A questi aspetti c’è da aggiungere la differenza tra le categorie di dispositivi, che possono essere utilizzate come ulteriori indicatori delle prestazioni delle query. Ad esempio, supponiamo che alcune query siano più rilevanti quando le persone navigano per strada, cercando di trovare una posizione: in tal caso, la query potrebbe avere prestazioni elevate sui dispositivi mobili, ma prestazioni basse su desktop.

Usare i grafici a bolle per ottimizzare il rendimento del sito

Grazie a questa suddivisione in quadranti possiamo individuare query utili per cui valga la pena investire tempo e risorse; nel video, Waisberg suggerisce di ottimizzare le nostre pagine relative facendo riferimento alle linee guida SEO di Google (le Search Essentials), prestando particolare attenzione ad alcuni aspetti chiave.

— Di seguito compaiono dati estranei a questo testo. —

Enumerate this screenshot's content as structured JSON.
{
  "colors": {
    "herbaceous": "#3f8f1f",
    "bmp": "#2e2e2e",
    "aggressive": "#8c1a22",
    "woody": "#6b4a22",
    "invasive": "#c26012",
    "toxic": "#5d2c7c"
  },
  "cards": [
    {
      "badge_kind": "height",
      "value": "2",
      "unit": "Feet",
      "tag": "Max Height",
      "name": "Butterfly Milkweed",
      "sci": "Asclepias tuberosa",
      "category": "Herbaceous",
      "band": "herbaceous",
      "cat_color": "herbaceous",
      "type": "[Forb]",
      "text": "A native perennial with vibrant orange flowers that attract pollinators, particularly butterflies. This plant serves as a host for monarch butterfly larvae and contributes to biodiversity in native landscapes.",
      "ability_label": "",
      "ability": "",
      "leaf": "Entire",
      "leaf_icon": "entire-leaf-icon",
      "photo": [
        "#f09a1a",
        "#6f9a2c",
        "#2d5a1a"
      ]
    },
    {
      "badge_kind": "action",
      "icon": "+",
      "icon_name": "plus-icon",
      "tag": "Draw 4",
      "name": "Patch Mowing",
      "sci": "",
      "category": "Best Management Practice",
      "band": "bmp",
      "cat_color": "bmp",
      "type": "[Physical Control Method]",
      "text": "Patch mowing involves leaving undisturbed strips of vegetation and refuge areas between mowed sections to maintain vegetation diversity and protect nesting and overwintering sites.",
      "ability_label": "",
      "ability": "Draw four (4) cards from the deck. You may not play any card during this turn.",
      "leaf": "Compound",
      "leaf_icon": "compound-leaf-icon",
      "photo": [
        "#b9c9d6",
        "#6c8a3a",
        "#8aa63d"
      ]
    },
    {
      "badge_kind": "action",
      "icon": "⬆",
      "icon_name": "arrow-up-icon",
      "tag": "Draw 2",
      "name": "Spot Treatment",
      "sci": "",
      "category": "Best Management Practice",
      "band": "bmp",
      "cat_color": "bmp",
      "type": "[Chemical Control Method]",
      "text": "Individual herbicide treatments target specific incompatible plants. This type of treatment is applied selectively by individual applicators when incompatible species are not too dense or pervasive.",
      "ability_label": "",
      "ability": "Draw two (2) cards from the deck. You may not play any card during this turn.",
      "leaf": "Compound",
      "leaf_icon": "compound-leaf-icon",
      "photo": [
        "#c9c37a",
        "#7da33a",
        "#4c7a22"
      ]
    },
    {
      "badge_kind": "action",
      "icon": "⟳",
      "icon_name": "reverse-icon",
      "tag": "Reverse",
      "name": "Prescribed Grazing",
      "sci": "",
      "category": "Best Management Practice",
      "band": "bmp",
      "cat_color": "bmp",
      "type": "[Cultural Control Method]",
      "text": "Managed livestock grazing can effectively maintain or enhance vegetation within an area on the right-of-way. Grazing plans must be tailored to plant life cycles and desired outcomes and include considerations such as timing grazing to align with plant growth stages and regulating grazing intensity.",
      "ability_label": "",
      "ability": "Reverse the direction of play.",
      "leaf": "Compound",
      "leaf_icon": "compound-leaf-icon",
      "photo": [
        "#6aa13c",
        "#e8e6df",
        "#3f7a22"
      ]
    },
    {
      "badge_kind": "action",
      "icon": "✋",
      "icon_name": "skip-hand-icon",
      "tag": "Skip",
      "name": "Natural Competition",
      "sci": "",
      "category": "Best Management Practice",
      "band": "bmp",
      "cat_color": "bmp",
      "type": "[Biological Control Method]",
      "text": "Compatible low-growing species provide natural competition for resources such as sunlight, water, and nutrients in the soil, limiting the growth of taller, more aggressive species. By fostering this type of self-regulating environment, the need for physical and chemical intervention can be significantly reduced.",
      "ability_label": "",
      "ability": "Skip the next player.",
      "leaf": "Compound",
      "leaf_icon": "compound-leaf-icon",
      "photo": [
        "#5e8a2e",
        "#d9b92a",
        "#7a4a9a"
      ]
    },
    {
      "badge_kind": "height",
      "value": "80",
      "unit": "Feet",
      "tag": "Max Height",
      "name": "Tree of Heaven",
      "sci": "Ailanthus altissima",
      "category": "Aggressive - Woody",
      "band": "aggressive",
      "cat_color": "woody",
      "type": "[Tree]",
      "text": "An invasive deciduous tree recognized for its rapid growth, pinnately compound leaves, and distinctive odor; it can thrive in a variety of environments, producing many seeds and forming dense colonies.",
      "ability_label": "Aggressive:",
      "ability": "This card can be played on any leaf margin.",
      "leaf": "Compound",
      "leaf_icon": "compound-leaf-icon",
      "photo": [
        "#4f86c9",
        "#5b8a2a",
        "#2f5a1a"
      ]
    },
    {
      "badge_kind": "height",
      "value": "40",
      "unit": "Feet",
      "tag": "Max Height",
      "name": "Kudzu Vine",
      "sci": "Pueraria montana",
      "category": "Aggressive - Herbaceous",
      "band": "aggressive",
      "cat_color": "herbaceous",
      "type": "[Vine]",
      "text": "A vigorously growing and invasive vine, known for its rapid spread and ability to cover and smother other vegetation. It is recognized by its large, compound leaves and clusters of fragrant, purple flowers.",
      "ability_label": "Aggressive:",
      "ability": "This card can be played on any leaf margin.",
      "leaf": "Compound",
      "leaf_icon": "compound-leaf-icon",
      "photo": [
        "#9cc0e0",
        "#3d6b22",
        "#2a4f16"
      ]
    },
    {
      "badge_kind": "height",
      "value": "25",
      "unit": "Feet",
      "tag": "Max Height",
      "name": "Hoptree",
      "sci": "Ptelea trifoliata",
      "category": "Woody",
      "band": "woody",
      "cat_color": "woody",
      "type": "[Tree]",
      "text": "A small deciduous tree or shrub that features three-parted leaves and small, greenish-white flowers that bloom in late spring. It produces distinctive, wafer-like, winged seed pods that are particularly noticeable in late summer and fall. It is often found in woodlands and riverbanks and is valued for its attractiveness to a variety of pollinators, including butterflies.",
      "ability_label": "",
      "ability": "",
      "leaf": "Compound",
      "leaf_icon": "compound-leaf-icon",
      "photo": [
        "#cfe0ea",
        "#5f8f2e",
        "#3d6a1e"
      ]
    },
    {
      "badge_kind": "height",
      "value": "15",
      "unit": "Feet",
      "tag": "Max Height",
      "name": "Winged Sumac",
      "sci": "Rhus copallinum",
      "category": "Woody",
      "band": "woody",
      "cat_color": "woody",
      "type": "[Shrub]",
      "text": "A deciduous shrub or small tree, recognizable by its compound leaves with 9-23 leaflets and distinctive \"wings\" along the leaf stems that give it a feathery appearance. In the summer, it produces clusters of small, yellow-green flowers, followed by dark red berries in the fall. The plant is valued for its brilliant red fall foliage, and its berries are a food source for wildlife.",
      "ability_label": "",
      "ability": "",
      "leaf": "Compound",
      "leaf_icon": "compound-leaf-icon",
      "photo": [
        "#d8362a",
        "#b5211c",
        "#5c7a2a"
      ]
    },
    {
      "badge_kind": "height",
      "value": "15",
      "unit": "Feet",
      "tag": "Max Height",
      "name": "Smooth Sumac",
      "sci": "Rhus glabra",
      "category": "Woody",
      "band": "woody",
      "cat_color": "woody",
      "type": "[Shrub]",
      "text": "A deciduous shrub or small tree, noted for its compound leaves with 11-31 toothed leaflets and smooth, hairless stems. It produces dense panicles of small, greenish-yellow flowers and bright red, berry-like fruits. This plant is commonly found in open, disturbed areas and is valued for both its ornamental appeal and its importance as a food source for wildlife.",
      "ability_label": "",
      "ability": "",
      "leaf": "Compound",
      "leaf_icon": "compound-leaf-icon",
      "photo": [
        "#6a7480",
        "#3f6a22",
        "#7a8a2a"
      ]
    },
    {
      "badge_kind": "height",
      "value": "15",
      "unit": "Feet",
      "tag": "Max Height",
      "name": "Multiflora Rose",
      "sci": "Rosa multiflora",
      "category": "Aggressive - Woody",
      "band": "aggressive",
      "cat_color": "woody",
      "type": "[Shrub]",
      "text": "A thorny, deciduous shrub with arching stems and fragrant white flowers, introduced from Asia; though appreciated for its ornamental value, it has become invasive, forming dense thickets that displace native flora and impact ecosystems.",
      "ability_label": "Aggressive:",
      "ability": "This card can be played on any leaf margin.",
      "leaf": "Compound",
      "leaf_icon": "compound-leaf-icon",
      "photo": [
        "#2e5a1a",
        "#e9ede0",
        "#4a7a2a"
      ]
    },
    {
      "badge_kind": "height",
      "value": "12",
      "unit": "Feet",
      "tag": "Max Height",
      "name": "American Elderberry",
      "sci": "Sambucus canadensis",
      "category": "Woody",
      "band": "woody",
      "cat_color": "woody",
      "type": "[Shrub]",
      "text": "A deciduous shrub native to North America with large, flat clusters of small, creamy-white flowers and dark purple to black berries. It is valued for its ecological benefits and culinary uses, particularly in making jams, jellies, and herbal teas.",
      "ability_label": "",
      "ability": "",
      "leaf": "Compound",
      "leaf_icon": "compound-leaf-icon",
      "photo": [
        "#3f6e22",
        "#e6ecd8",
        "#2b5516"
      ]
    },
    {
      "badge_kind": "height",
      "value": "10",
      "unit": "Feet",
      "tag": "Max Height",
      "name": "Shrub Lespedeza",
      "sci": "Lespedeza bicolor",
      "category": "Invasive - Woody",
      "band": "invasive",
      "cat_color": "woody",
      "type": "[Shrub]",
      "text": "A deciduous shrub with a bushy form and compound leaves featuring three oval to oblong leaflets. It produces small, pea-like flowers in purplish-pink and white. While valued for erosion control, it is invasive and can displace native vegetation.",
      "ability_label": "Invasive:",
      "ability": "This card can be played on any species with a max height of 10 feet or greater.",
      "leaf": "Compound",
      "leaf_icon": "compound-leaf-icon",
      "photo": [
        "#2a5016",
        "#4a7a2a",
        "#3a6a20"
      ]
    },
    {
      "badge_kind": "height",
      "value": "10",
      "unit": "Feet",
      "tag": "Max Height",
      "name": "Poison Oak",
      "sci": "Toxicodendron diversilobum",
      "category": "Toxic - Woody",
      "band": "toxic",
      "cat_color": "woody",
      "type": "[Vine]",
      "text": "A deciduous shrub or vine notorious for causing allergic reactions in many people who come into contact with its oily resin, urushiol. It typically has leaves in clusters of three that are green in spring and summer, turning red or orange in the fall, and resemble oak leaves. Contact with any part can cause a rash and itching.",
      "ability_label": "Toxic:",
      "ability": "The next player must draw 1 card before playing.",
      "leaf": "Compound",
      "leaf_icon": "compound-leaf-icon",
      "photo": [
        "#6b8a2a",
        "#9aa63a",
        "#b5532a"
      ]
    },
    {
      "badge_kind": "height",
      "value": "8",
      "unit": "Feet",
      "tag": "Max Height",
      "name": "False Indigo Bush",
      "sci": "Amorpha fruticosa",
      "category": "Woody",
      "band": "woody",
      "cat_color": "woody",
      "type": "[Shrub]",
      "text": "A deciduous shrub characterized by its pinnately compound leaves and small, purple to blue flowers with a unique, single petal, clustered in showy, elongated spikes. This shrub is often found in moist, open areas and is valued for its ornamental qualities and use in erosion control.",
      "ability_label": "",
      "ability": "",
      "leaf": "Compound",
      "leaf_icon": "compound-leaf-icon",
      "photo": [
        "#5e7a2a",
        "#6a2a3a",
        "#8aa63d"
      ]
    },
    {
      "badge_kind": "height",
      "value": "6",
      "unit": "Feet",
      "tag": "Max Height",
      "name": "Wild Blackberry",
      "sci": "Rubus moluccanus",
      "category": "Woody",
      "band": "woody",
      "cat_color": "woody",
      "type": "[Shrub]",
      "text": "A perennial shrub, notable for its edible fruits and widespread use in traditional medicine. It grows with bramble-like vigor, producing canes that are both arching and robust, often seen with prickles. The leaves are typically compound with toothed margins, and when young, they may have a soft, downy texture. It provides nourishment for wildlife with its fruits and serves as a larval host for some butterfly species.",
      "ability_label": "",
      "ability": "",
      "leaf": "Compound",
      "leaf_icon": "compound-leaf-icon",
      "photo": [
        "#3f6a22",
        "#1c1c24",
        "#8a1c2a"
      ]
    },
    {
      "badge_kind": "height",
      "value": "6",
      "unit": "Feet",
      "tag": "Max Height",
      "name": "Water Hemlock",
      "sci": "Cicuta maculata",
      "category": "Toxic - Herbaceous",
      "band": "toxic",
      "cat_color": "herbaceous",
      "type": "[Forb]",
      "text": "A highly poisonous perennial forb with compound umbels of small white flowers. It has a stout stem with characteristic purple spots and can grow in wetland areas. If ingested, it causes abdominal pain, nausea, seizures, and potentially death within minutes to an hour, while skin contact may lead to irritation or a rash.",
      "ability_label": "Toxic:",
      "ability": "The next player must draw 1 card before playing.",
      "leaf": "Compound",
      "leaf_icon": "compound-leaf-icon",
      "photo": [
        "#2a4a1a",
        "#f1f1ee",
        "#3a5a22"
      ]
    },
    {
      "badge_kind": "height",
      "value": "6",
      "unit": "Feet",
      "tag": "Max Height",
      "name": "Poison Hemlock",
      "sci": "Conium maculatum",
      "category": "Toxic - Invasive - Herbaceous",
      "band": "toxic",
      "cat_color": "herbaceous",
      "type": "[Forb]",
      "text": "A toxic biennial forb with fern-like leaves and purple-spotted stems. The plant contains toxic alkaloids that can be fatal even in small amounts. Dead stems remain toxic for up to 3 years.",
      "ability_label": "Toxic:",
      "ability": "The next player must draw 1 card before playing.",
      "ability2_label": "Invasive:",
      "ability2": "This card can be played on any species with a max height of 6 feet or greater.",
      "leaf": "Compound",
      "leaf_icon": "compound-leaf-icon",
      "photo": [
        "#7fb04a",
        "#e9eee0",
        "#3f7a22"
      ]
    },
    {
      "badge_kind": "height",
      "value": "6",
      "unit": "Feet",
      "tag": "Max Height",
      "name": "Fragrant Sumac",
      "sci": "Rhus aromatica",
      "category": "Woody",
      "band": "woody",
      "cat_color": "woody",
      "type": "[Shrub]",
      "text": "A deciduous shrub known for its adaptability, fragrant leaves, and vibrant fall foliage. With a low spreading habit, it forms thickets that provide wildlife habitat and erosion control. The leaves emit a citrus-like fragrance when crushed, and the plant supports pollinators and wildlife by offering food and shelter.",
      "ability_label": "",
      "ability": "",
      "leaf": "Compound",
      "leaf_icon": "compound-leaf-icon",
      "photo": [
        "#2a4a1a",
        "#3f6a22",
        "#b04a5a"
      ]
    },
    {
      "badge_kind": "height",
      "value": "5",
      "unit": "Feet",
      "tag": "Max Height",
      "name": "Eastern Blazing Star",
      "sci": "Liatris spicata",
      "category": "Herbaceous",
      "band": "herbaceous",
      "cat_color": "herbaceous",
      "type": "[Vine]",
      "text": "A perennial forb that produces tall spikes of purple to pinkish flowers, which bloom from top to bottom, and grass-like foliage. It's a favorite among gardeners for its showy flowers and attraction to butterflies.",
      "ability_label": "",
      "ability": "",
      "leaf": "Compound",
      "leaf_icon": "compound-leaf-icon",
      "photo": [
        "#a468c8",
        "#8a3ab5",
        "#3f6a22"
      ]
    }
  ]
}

Le principali aree di ottimizzazione

In particolare:

  • Scrivere (e controllare) elementi title, tag meta description e attributi alt che siano descrittivi, specifici e precisi.
  • Utilizzare elementi di heading per mettere in evidenza il testo importante e contribuire a creare una struttura gerarchica per i contenuti, aiutando sia gli utenti che i motori di ricerca a navigare con più facilità nel documento.
  • Aggiungere il markup dei dati strutturati per descrivere i contenuti ai motori di ricerca e per renderli idonei a una visualizzazione in modi utili (e accattivanti) nei risultati di ricerca.
  • Individuare termini e keyword che potrebbe cercare un utente per trovare uno dei nostri contenuti. Waisberg consigli di utilizzare lo Strumento di pianificazione delle parole chiave fornito da Google Ads per scoprire nuove varianti di parole chiave e conoscere il volume di ricerca approssimativo per ognuna di queste, o di far riferimento a Google Trends per trovare idee da query o argomenti in crescita correlati al nostro sito web, ma ovviamente noi possiamo sfruttare i tool di keyword research di SEOZoom, che permettono di ottenere tutte le informazioni più preziose sulle parole, che saranno il fulcro su cui costruire contenuti vincenti e in linea con le esigenze dei lettori.